Non-minimally coupled quintessential inflation
Seong Chan Park
TL;DR
This work develops a unified framework in which a single scalar field non-minimally coupled to gravity drives both early-universe inflation and late-time cosmic acceleration. By employing an exponential non-minimal coupling and a two-plateau potential, the model yields an inflationary epoch with $n_s\approx0.965$ and $r\approx0.003$ for $N_e\approx60$, while at late times it behaves as quintessence with $w_\phi$ approaching $-1$ and possible measurable deviations for finite $f$. The approach remains compatible with current observations (e.g., Planck, DESI BAO+CMB+PantheonPlus) for suitable parameter choices (e.g., $f\gtrsim 7M_P$) and offers a pathway to address the cosmological constant problem within a single scalar-field framework.
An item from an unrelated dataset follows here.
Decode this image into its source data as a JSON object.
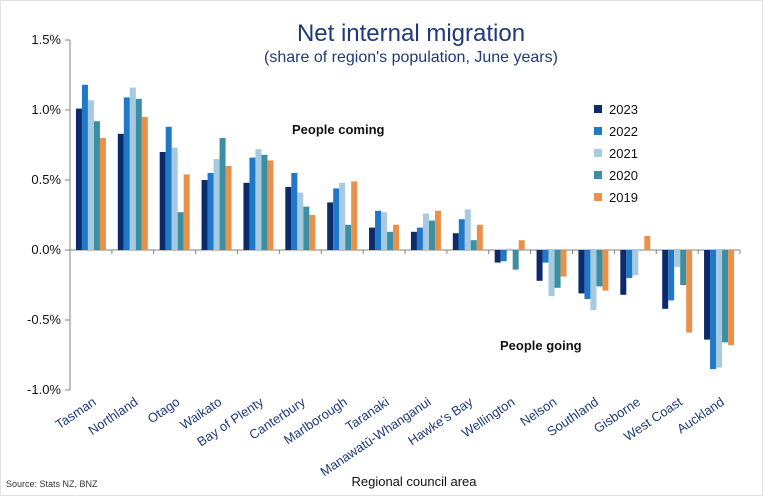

Overall, it provides a minimal, testable connection between early inflation and late-time acceleration, with distinctive signatures in the dark-energy equation of state and a constrained inflationary parameter space.
Abstract
We present a unified framework that simultaneously addresses the dynamics of early-time cosmic inflation and late-time cosmic acceleration within the context of a single scalar field non-minimally coupled to gravity. By employing an exponential coupling function and a scalar potential with dual asymptotic plateaus, our model naturally transitions from inflationary dynamics at small field values to a quintessence-like behavior at large field values. We derive the inflationary predictions for the spectral index ($n_s$) and tensor-to-scalar ratio ($r$) in agreement with current observational constraints. For late-time acceleration, the model produces a viable dark energy component with an equation of state $w_φ$ approaching $-1$ but retaining a measurable deviation that could serve as an observational signature. This work demonstrates that a single theoretical framework can reconcile both early inflation and the late-time accelerated expansion of the Universe.